Tigen Kursat, Karaahmet Tansu, Kahveci Gokhan, Tanalp Ali Cevat, Bitigen Atilla, Fotbolcu Hakan, Bayrak Fatih, Mutlu Bulent, Basaran Yelda
Kartal Kosuyolu Heart Education and Research Hospital, Department of Cardiology, Istanbul, Turkey.
Heart Lung Circ. 2007 Aug;16(4):290-4. doi: 10.1016/j.hlc.2007.02.083. Epub 2007 Apr 2.
To assess the value of plasma NT proBNP levels for predicting adverse outcomes in patients with dilated cardiomyopathy (DCM).
Seventy-eight patients with DCM (EF <40%) with sinus rhythm were enrolled. All patients had undergone echocardiographic examination, coronary angiography, and cardiac catheterisation. Blood samples for plasma NT proBNP levels were taken at rest following echocardiographic examination. Patients were followed up for 660+/-270 days for clinical endpoints defined as; death from worsening heart failure, sudden cardiac death and heart transplantation (Tx).

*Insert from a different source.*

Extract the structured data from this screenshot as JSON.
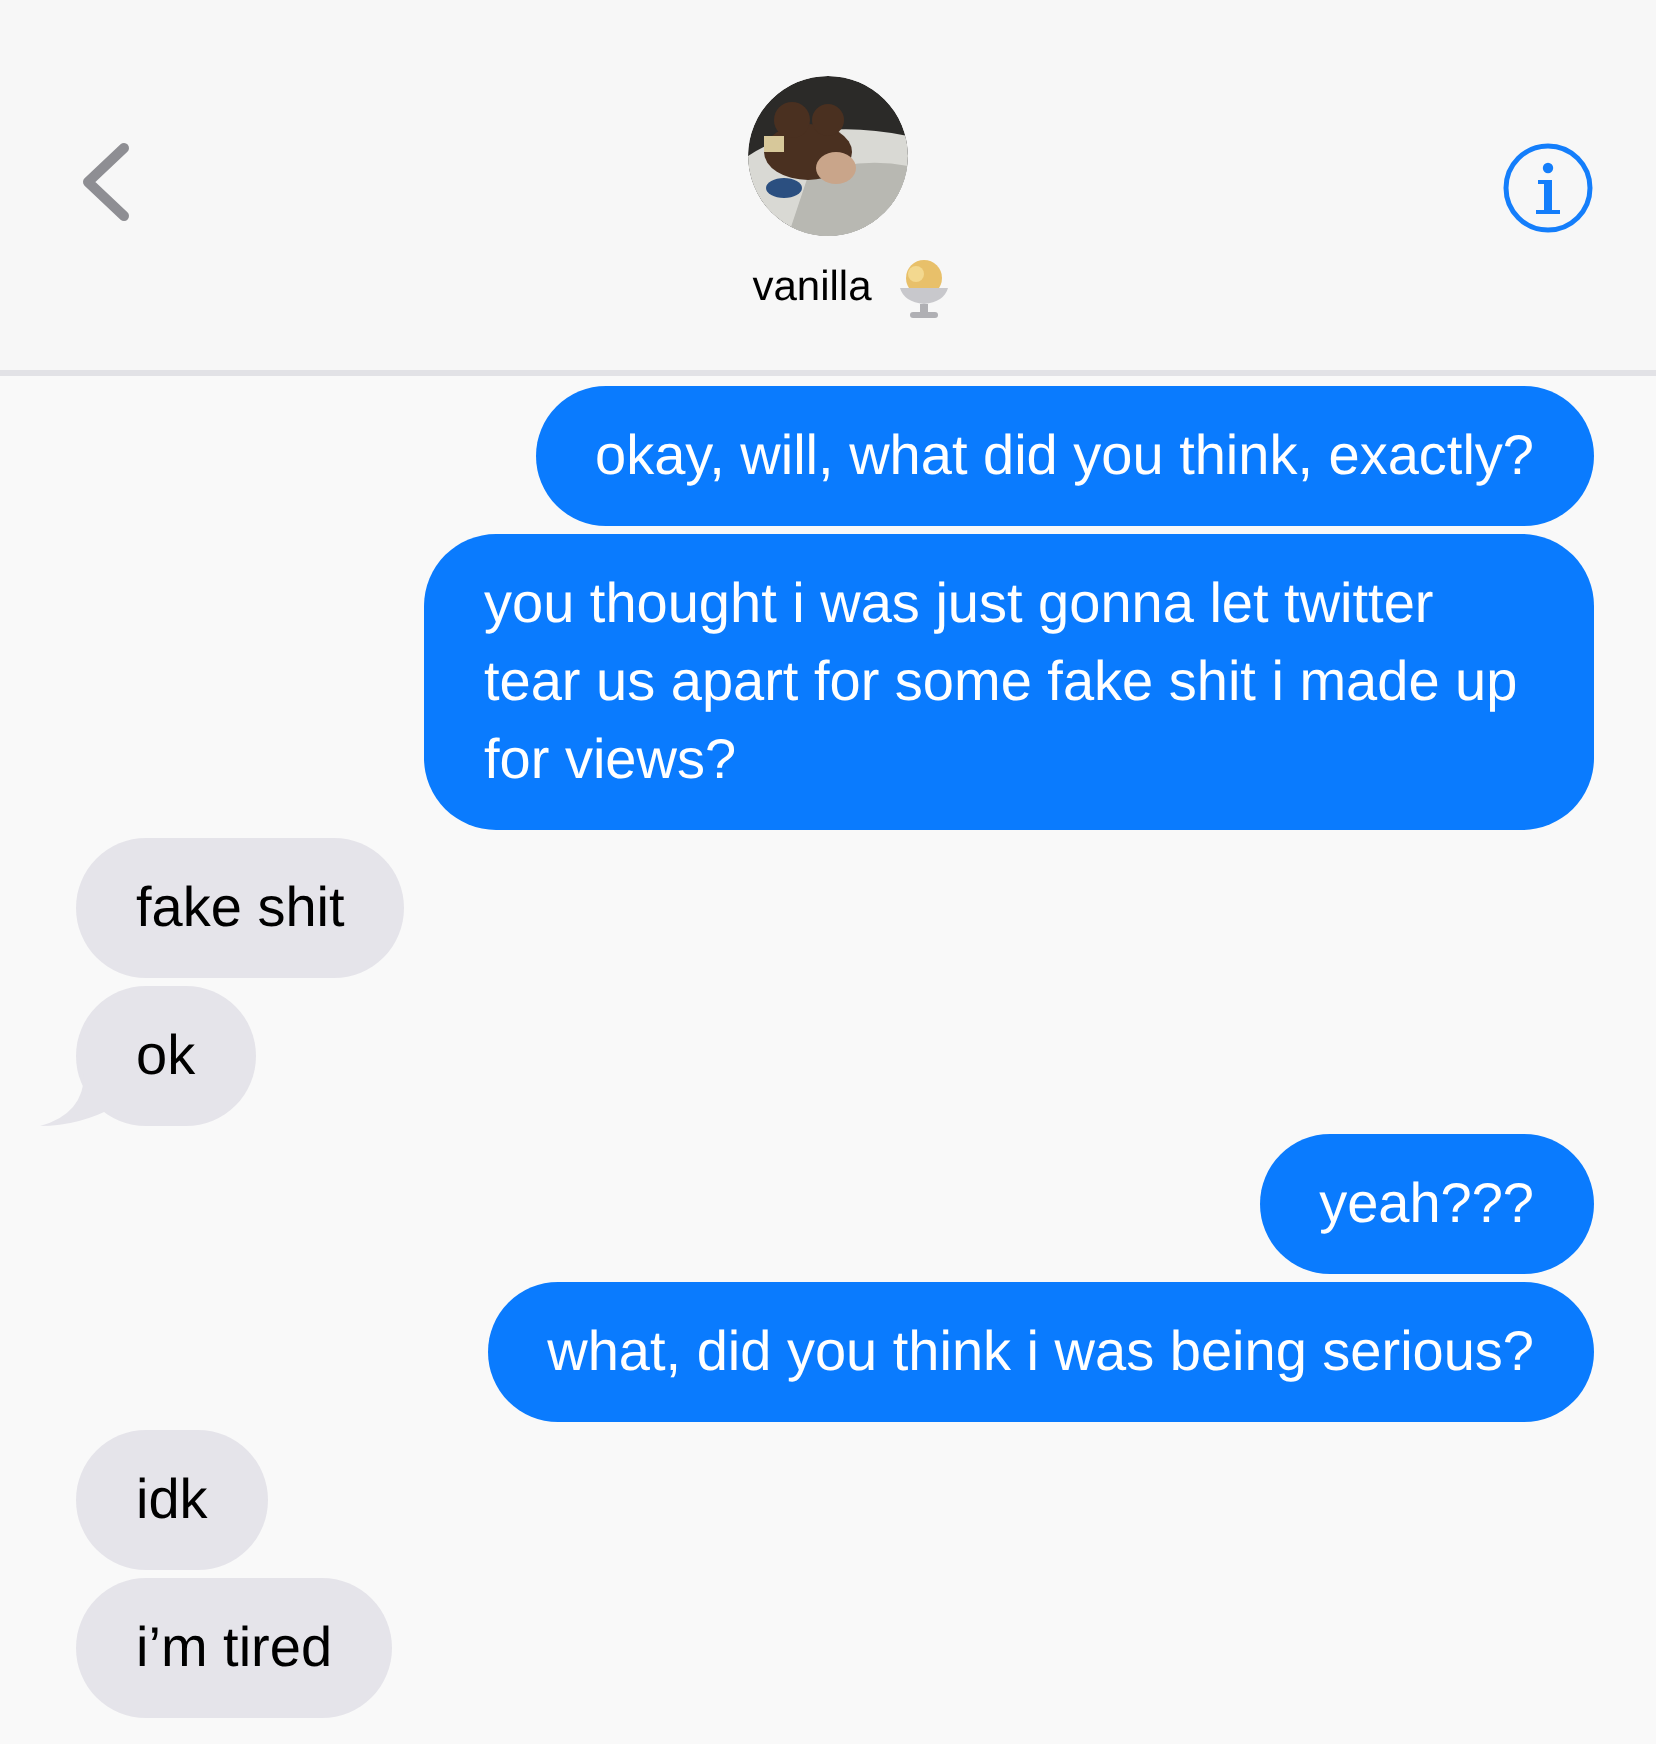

Clinical end points were observed in 19 patients (5 Tx, 4 sudden cardiac death, 10 death from worsening heart failure). Variables associated with an increased hazard of clinical endpoints in univariate analysis were log NT proBNP, age, NYHA functional class, left ventricle ejection fraction, mitral valve effective regurgitation orifice area, and E wave deceleration time. The plasma level of NT proBNP (Hazard ratio=2.5 [95% CI: 1.3-4.7], p=0.0024) and age (hazard ratio=0.94 [95% CI: 0.90-0.98], p=0.0005) were the independent variables associated with an increased risk of clinical endpoints. NT proBNP plasma level >4500 pg/ml detected patients with clinical endpoints with a sensitivity, and specificity of 72%, 80%, respectively. The event free survival was found to be significantly lower in patients with NT proBNP levels >4500 pg/ml.
NT proBNP seems to be a strong predictor of adverse outcomes in patients with DCM with sinus rhythm and may be used as a reliable biological marker in risk stratification.
评估血浆N末端B型利钠肽原(NT proBNP)水平对预测扩张型心肌病(DCM)患者不良结局的价值。
纳入78例窦性心律的DCM患者(左心室射血分数<40%)。所有患者均接受了超声心动图检查、冠状动脉造影和心导管检查。超声心动图检查后静息状态下采集血样检测血浆NT proBNP水平。对患者进行660±270天的随访,观察临床终点事件,定义为:因心力衰竭恶化死亡、心源性猝死和心脏移植(Tx)。
19例患者出现临床终点事件(5例心脏移植、4例心源性猝死、10例因心力衰竭恶化死亡)。单因素分析中与临床终点事件风险增加相关的变量有log NT proBNP、年龄、纽约心脏协会(NYHA)心功能分级、左心室射血分数、二尖瓣有效反流口面积和E波减速时间。血浆NT proBNP水平(风险比=2.5 [95%置信区间:1.3 - 4.7],p = 0.0024)和年龄(风险比=0.94 [95%置信区间:0.90 - 0.98],p = 0.0005)是与临床终点事件风险增加相关的独立变量。血浆NT proBNP水平>4500 pg/ml检测临床终点事件患者的敏感性和特异性分别为72%、80%。NT proBNP水平>4500 pg/ml的患者无事件生存率显著更低。
NT proBNP似乎是窦性心律DCM患者不良结局的有力预测指标,可作为风险分层中可靠的生物学标志物。